When the obvious solution occurred to her, Delores started to giggle. The loud crack had sounded when the cushioned seat of her desk chair had sheared off from its base. It was something Doc had warned her would happen someday if she didn’t get around to replacing it. And she hadn’t. And it had. And here she was on her back, her body effectively swaddled by soft, stuffed leather, barely able to move a muscle.

As she realized that she was in the same position as a turtle flipped over on its back, Delores began to laugh even harder. It was a good thing no one was here to see her! She must look ridiculous. That meant she had to figure out some way to get up before Doc came home. If he saw her like this, she’d never hear the end of it. And she wouldn’t put it past him to take a photo of her stuck in the chair, on her back, and show it to everyone at the hospital.

Unsure of exactly how to extricate herself, Delores braced her hands on the cushioned arms of the chair and pushed. This didn’t work the way she’d thought it, but it did work. Instead of moving her body backwards, her action pushed the chair forward. The part of her body that Doc referred to as her gluteus maximus was now several inches away from the seat of the chair, far enough for her to bend her legs, hook her heels on the edge of the chair seat and push it even farther away.

She was getting there! Delores pushed with her heels again and the chair slid several more inches away. By repeating this motion and squirming on her back at the same time, she somehow managed to free herself from her cushioned prison and roll over on hands and knees. She got to her feet by grasping the edge of her desk and pulling herself upright. When she was in a standing position, Delores gave a sigh of relief and promised herself that she’d buy a new desk chair in the morning.

Now that she was on her feet again and none the worse for wear, she decided that celebratory champagne was a necessity. She took the prized bottle from the dorm refrigerator Doc had insisted she install in her office, and opened it with a soft pop. Loud pops were for movie scenes. She’d learned to remove the cork slowly so that not even a drop would escape.

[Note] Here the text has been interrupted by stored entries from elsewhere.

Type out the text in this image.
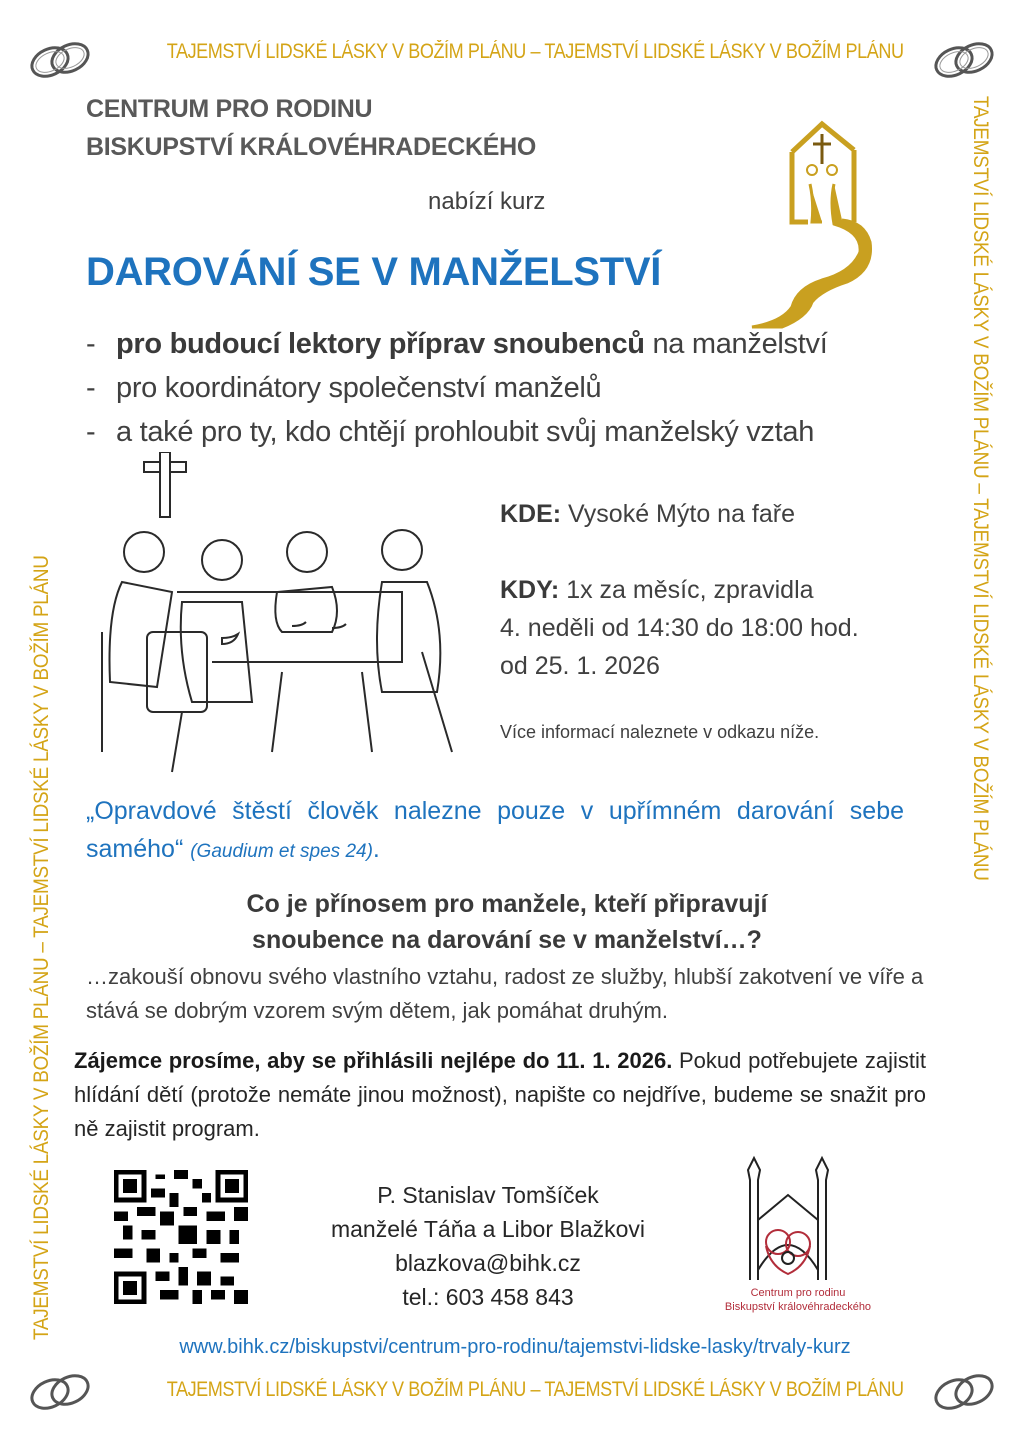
TAJEMSTVÍ LIDSKÉ LÁSKY V BOŽÍM PLÁNU – TAJEMSTVÍ LIDSKÉ LÁSKY V BOŽÍM PLÁNU
TAJEMSTVÍ LIDSKÉ LÁSKY V BOŽÍM PLÁNU – TAJEMSTVÍ LIDSKÉ LÁSKY V BOŽÍM PLÁNU
TAJEMSTVÍ LIDSKÉ LÁSKY V BOŽÍM PLÁNU – TAJEMSTVÍ LIDSKÉ LÁSKY V BOŽÍM PLÁNU
TAJEMSTVÍ LIDSKÉ LÁSKY V BOŽÍM PLÁNU – TAJEMSTVÍ LIDSKÉ LÁSKY V BOŽÍM PLÁNU
CENTRUM PRO RODINU
BISKUPSTVÍ KRÁLOVÉHRADECKÉHO
nabízí kurz
DAROVÁNÍ SE V MANŽELSTVÍ
- pro budoucí lektory příprav snoubenců na manželství
- pro koordinátory společenství manželů
- a také pro ty, kdo chtějí prohloubit svůj manželský vztah
KDE: Vysoké Mýto na faře
KDY: 1x za měsíc, zpravidla
4. neděli od 14:30 do 18:00 hod.
od 25. 1. 2026
Více informací naleznete v odkazu níže.
„Opravdové štěstí člověk nalezne pouze v upřímném darování sebe samého“ (Gaudium et spes 24).
Co je přínosem pro manžele, kteří připravují
snoubence na darování se v manželství…?
…zakouší obnovu svého vlastního vztahu, radost ze služby, hlubší zakotvení ve víře a stává se dobrým vzorem svým dětem, jak pomáhat druhým.
Zájemce prosíme, aby se přihlásili nejlépe do 11. 1. 2026. Pokud potřebujete zajistit hlídání dětí (protože nemáte jinou možnost), napište co nejdříve, budeme se snažit pro ně zajistit program.
P. Stanislav Tomšíček
manželé Táňa a Libor Blažkovi
blazkova@bihk.cz
tel.: 603 458 843	Centrum pro rodinu
Biskupství královéhradeckého
www.bihk.cz/biskupstvi/centrum-pro-rodinu/tajemstvi-lidske-lasky/trvaly-kurz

Delores set the open bottle on the desk and went to close the window. She liked fresh air and she always opened it when she worked in the office. She was about to close it when she heard a blood-curdling scream from the floor below.

For a moment Delores just stood there, a shocked expression on her face. Then she glanced at the clock and realized it was a few minutes past eight in the evening. The scream must have come from one of Tori’s acting students.

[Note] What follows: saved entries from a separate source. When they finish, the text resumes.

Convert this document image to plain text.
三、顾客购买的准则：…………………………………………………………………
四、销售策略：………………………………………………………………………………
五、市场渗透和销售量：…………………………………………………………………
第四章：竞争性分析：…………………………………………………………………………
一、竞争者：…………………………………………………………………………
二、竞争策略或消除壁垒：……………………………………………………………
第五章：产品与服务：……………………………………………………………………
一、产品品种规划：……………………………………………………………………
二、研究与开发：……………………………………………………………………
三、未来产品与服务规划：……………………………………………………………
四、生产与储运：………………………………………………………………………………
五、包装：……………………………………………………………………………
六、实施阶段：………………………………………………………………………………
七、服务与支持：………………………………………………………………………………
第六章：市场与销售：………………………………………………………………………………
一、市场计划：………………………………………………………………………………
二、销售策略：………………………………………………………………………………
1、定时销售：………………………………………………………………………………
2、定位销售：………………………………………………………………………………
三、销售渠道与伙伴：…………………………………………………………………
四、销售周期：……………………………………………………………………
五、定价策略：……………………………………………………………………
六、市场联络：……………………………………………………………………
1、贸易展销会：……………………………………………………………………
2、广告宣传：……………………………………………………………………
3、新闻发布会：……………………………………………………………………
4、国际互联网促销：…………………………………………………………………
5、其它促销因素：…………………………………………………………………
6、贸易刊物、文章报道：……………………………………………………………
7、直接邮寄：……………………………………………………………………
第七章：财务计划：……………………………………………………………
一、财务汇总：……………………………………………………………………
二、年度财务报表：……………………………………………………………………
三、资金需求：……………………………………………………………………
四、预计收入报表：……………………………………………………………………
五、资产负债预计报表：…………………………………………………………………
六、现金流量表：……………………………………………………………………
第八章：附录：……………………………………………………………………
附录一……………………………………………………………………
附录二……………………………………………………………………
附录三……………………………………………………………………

The luxury condo immediately below the penthouse Doc had given her as a wedding present was owned by Victoria Bascomb, Mayor Bascomb’s sister. Tori, as she preferred to be called, had been a famous Broadway actress. She’d recently retired and moved to Lake Eden to be closer to the only family she had left, her brother Richard, and his wife Stephanie. Unable to completely divorce herself from the life she loved, Tori had volunteered to direct their local theater group, to teach drama at Jordan High, and to give private acting lessons to any Lake Edenite who aspired to take the theater world by storm. If not the richest, Tori Bascomb was undeniably the most famous person in town. Just yesterday, Tori had told Delores that she had won the lifetime achievement award from STAG, the Stage and Theater Actors Guild and she would receive her award, a gold statuette that resembled a male deer, at a nationally televised award ceremony soon.

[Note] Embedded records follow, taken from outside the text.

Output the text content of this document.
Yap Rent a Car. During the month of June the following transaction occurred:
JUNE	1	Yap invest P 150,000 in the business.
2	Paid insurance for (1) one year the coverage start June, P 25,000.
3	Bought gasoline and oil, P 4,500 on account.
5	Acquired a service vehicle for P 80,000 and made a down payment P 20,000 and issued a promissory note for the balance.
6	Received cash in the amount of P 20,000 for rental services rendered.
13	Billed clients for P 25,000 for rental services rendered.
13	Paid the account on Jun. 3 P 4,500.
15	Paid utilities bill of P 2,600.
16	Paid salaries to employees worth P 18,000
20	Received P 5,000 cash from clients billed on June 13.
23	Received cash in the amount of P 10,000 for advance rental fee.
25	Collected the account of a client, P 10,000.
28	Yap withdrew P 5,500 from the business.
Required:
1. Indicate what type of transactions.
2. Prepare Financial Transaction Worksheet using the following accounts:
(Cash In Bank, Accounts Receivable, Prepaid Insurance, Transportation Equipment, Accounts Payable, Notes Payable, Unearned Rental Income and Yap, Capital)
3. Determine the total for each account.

Delores gave a little laugh. How silly she’d been to forget that Tori gave acting lessons in her home studio! The scream she’d heard was obviously part of an acting lesson. Smiling a bit at her foolishness, Delores reached out again, intending to close and lock the window, but a loud cry made her pause in mid-motion.

“No!” a female voice screamed. “Don’t! Please don’t!”

Whoever the aspiring actress was, she was very good! Delores began to push the window closed when she heard a sound unlike any other. A gunshot. That was a gunshot! She was sure of it!

The gunshot was followed by a second gunshot, and then a crash from the floor below. Something was wrong! No acting student could be that realistic. This was really happening!

Delores didn’t think. She just reacted. She raced for the doorway that led to the back stairway that had been used by hotel employees before the Albion Hotel had been converted into luxury condos. The old stairway had been completely refurbished and accessible exclusively to the penthouse residents.

When Delores arrived at the landing of the floor below, she unlocked the door and rushed out into the narrow lobby that separated the two condos on the floor below the penthouse. She raced to Tori’s door and only then did the need for caution cross her mind.